On ne peut, en effet, que s’étonner de voir l’auteur reprendre une
affirmation du juriste italien Aldo Schiavone disant que « la crise de
l’esclavage romain s’accompagne, à partir des débuts du troisième siècle
après J.-C., de l’effondrement de tout le système économique de
l’empire » (p. 30). Ce point de vue catastrophiste, fondé surtout sur
les textes et partagé naguère par nombre de spécialistes, est
aujourd’hui dépassé. Les recherches récentes des archéologues dessinent
au contraire une image nettement plus favorable de la situation
économique de l’Empire durant ce siècle troublé ; elles présentent, en
outre, un tableau très différencié suivant les périodes et les régions.
Par exemple, on sait maintenant que, si l’Afrique a connu alors un
véritable « boom » économique, ce ne fut pas au détriment d’autres
provinces et encore moins à celui de l’Italie, prétendument en complète
régression : simplement, les acteurs économiques, les réseaux d’échanges
et les centres de gravité ont évolué avec le temps. En particulier, les
conséquences du déclin de la main d’œuvre servile ont été exagérées.
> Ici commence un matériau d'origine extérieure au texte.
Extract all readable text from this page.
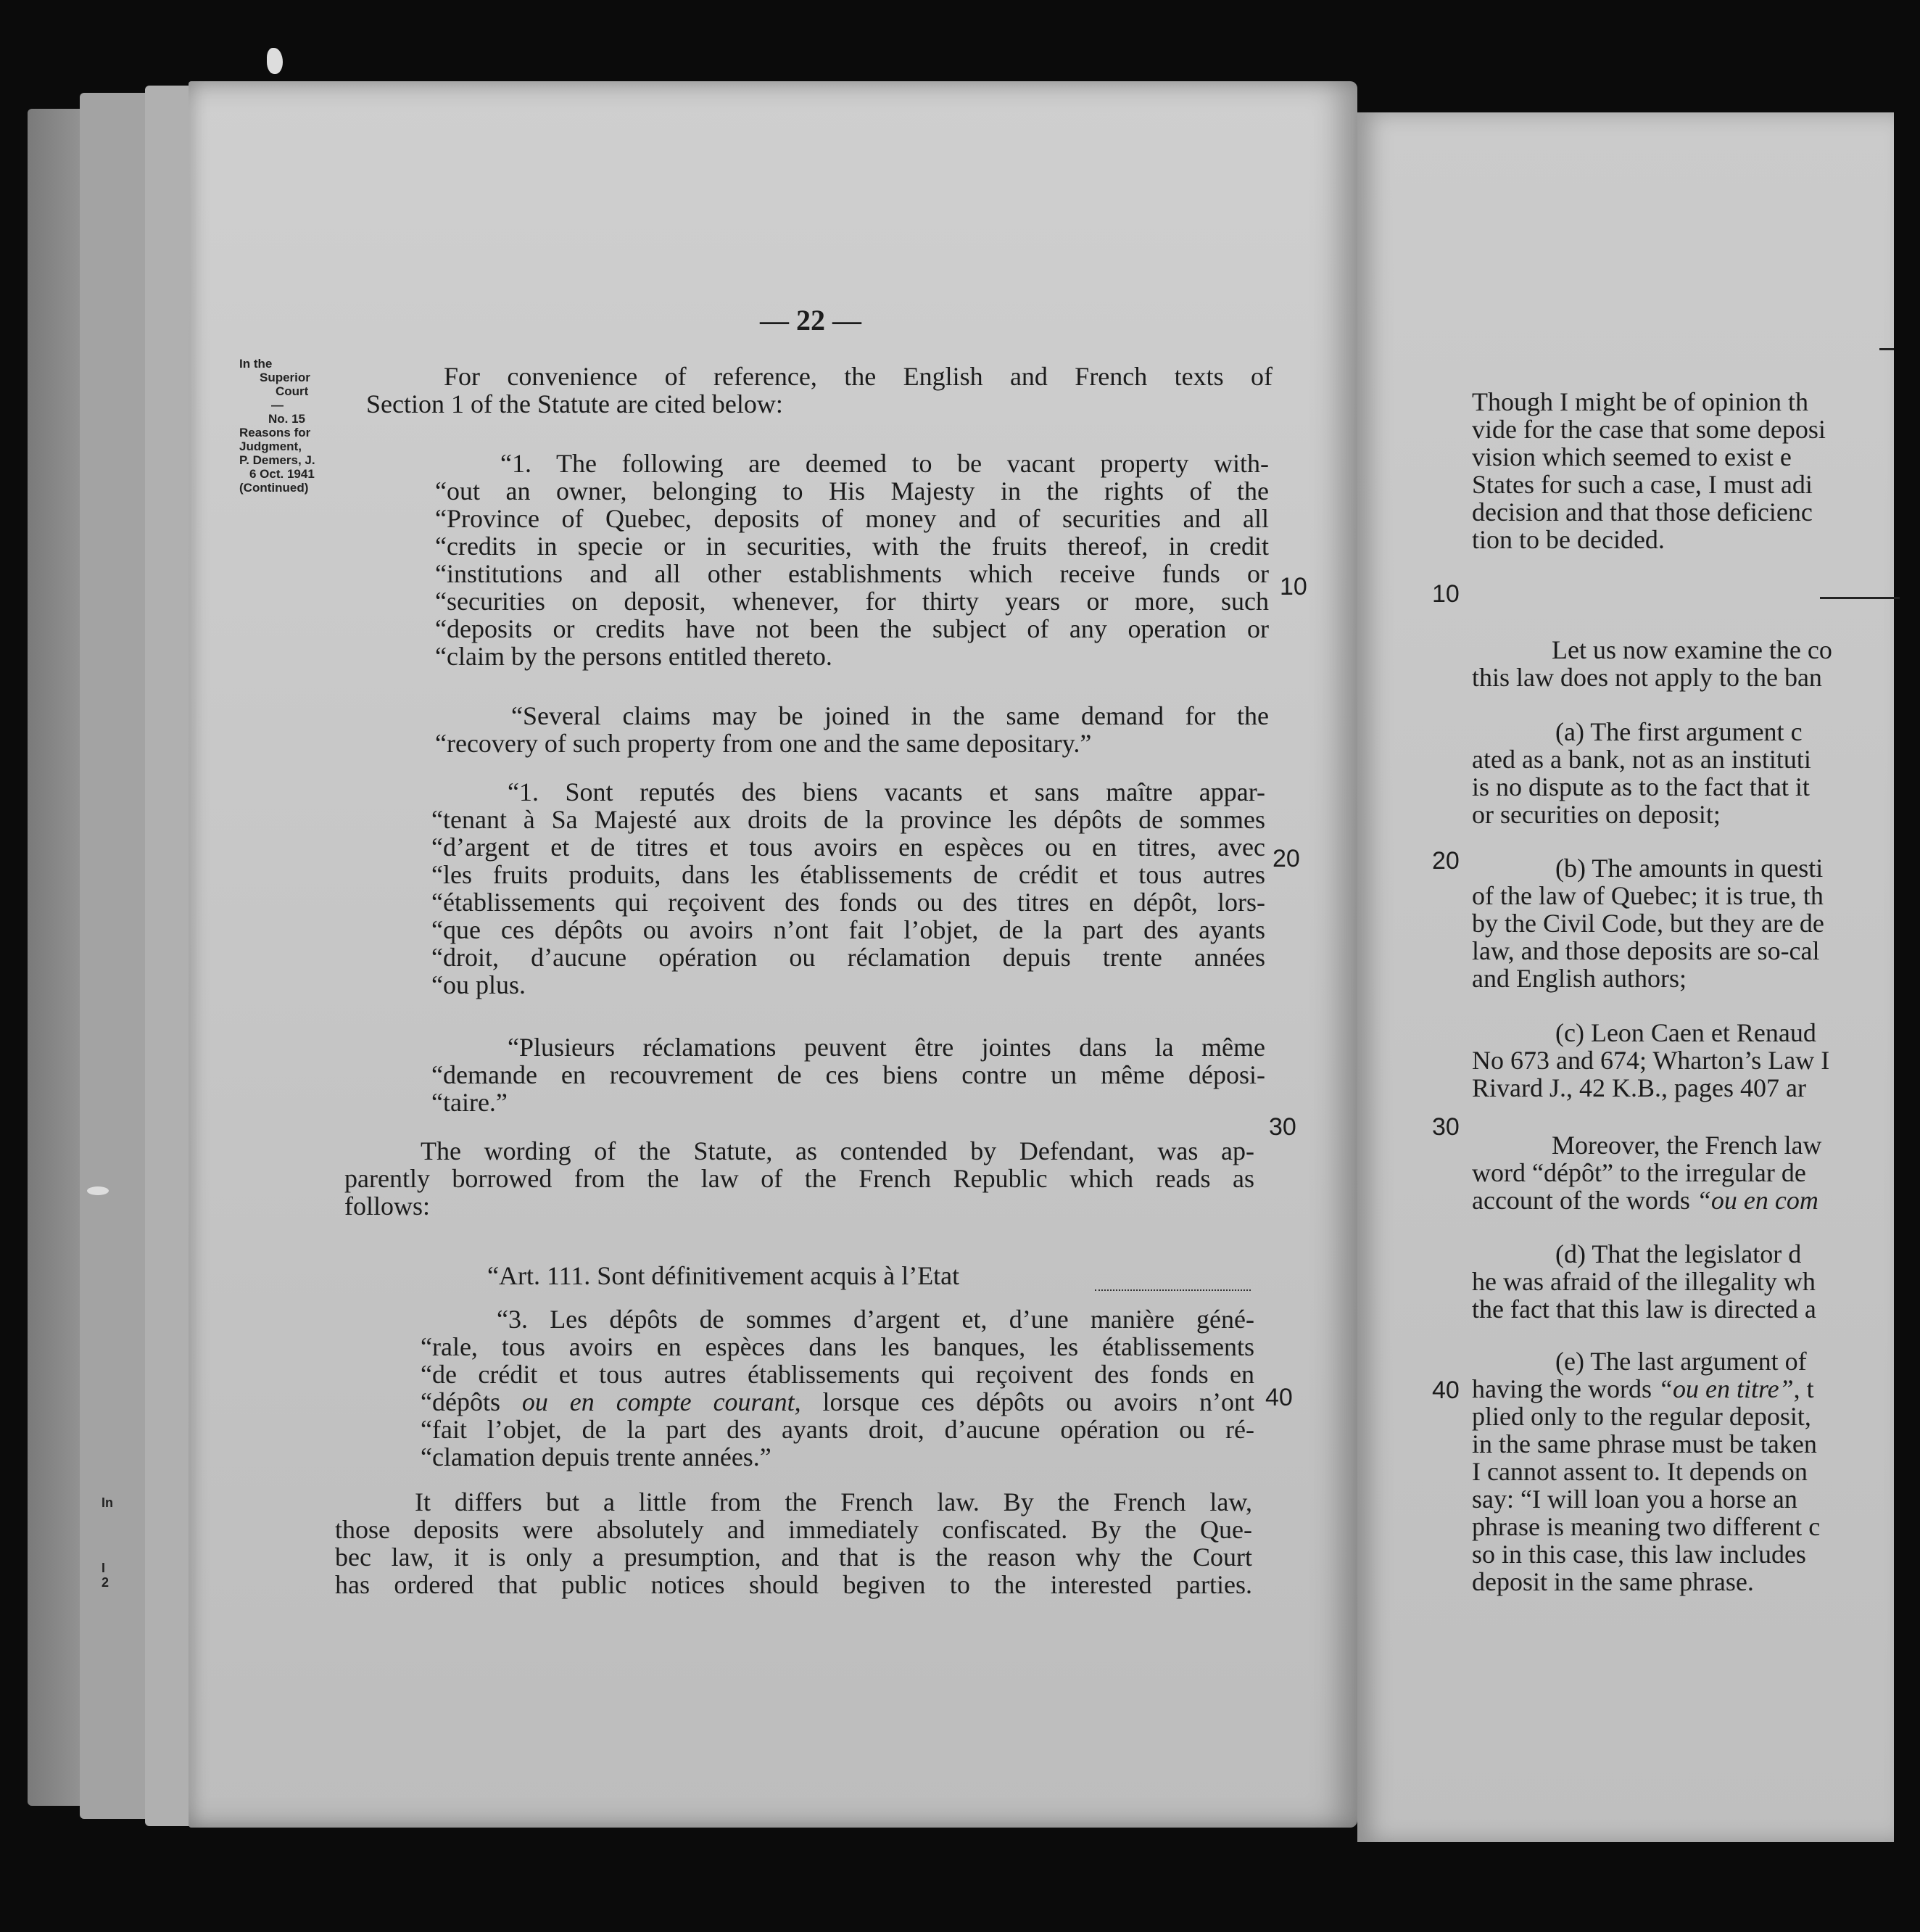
In
I
2
— 22 —
In the
Superior
Court
—
No. 15
Reasons for
Judgment,
P. Demers, J.
6 Oct. 1941
(Continued)
For convenience of reference, the English and French texts of
Section 1 of the Statute are cited below:
“1. The following are deemed to be vacant property with-
“out an owner, belonging to His Majesty in the rights of the
“Province of Quebec, deposits of money and of securities and all
“credits in specie or in securities, with the fruits thereof, in credit
“institutions and all other establishments which receive funds or
“securities on deposit, whenever, for thirty years or more, such
“deposits or credits have not been the subject of any operation or
“claim by the persons entitled thereto.
“Several claims may be joined in the same demand for the
“recovery of such property from one and the same depositary.”
“1. Sont reputés des biens vacants et sans maître appar-
“tenant à Sa Majesté aux droits de la province les dépôts de sommes
“d’argent et de titres et tous avoirs en espèces ou en titres, avec
“les fruits produits, dans les établissements de crédit et tous autres
“établissements qui reçoivent des fonds ou des titres en dépôt, lors-
“que ces dépôts ou avoirs n’ont fait l’objet, de la part des ayants
“droit, d’aucune opération ou réclamation depuis trente années
“ou plus.
“Plusieurs réclamations peuvent être jointes dans la même
“demande en recouvrement de ces biens contre un même déposi-
“taire.”
The wording of the Statute, as contended by Defendant, was ap-
parently borrowed from the law of the French Republic which reads as
follows:
“Art. 111. Sont définitivement acquis à l’Etat
“3. Les dépôts de sommes d’argent et, d’une manière géné-
“rale, tous avoirs en espèces dans les banques, les établissements
“de crédit et tous autres établissements qui reçoivent des fonds en
“dépôts ou en compte courant, lorsque ces dépôts ou avoirs n’ont
“fait l’objet, de la part des ayants droit, d’aucune opération ou ré-
“clamation depuis trente années.”
It differs but a little from the French law. By the French law,
those deposits were absolutely and immediately confiscated. By the Que-
bec law, it is only a presumption, and that is the reason why the Court
has ordered that public notices should begiven to the interested parties.
10
20
30
40
10
20
30
40
Though I might be of opinion th
vide for the case that some deposi
vision which seemed to exist e
States for such a case, I must adi
decision and that those deficienc
tion to be decided.
Let us now examine the co
this law does not apply to the ban
(a) The first argument c
ated as a bank, not as an instituti
is no dispute as to the fact that it
or securities on deposit;
(b) The amounts in questi
of the law of Quebec; it is true, th
by the Civil Code, but they are de
law, and those deposits are so-cal
and English authors;
(c) Leon Caen et Renaud
No 673 and 674; Wharton’s Law I
Rivard J., 42 K.B., pages 407 ar
Moreover, the French law
word “dépôt” to the irregular de
account of the words “ou en com
(d) That the legislator d
he was afraid of the illegality wh
the fact that this law is directed a
(e) The last argument of
having the words “ou en titre”, t
plied only to the regular deposit,
in the same phrase must be taken
I cannot assent to. It depends on
say: “I will loan you a horse an
phrase is meaning two different c
so in this case, this law includes
deposit in the same phrase.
Elle a surtout touché l’Italie, où les esclaves avaient été très
nombreux à la suite des conquêtes de la République ; mais le processus
s’était amorcé dès le Ier siècle de notre ère et, dans le
monde rural, ses effets avaient été absorbés depuis, grâce aux
restructurations rendues possibles par la persistance d’une nombreuse
paysannerie libre, en Italie comme dans les provinces. Ceci dit, le
nombre des esclaves restait tout de même non négligeable, ce qui,
d’ailleurs, ne heurtait en rien les idéologues chrétiens. Dans ces
conditions, on ne peut affirmer, sans plus, que « le
colonat s’est substitué à l’esclavage traditionnel » et que « les
nouveaux seigneurs fonciers » se sont établis « aux dépens de l’ancienne
classe dominante esclavagiste représentée par l’ordre sénatorial ». La
réalité fut plus complexe, sans aucun doute, mais, vu le caractère
limité de nos sources, elle se laisse difficilement appréhender.
Le
problème du colonat illustre bien cet état de choses. Le colon était un
paysan libre qui, contre redevance, recevait le droit de cultiver une
parcelle de terre agricole. Ce genre de bail à métayage était courant
sur les grands domaines (praedia)
privés ou publics du monde romain. Sous l’Empire tardif, les textes
législatifs révèlent une apparente dégradation de la condition des
colons. Ces derniers, ainsi que leurs descendants, sont désormais
impérativement liés (adscripti) à leur « lieu d’origine » (origo),
c’est-à-dire à la terre qu’ils cultivent. Ceci est apparu comme une
préfiguration du servage médiéval, et, longtemps, on a cru y voir une
mesure destinée à remédier à la défaillance de l’économie esclavagiste.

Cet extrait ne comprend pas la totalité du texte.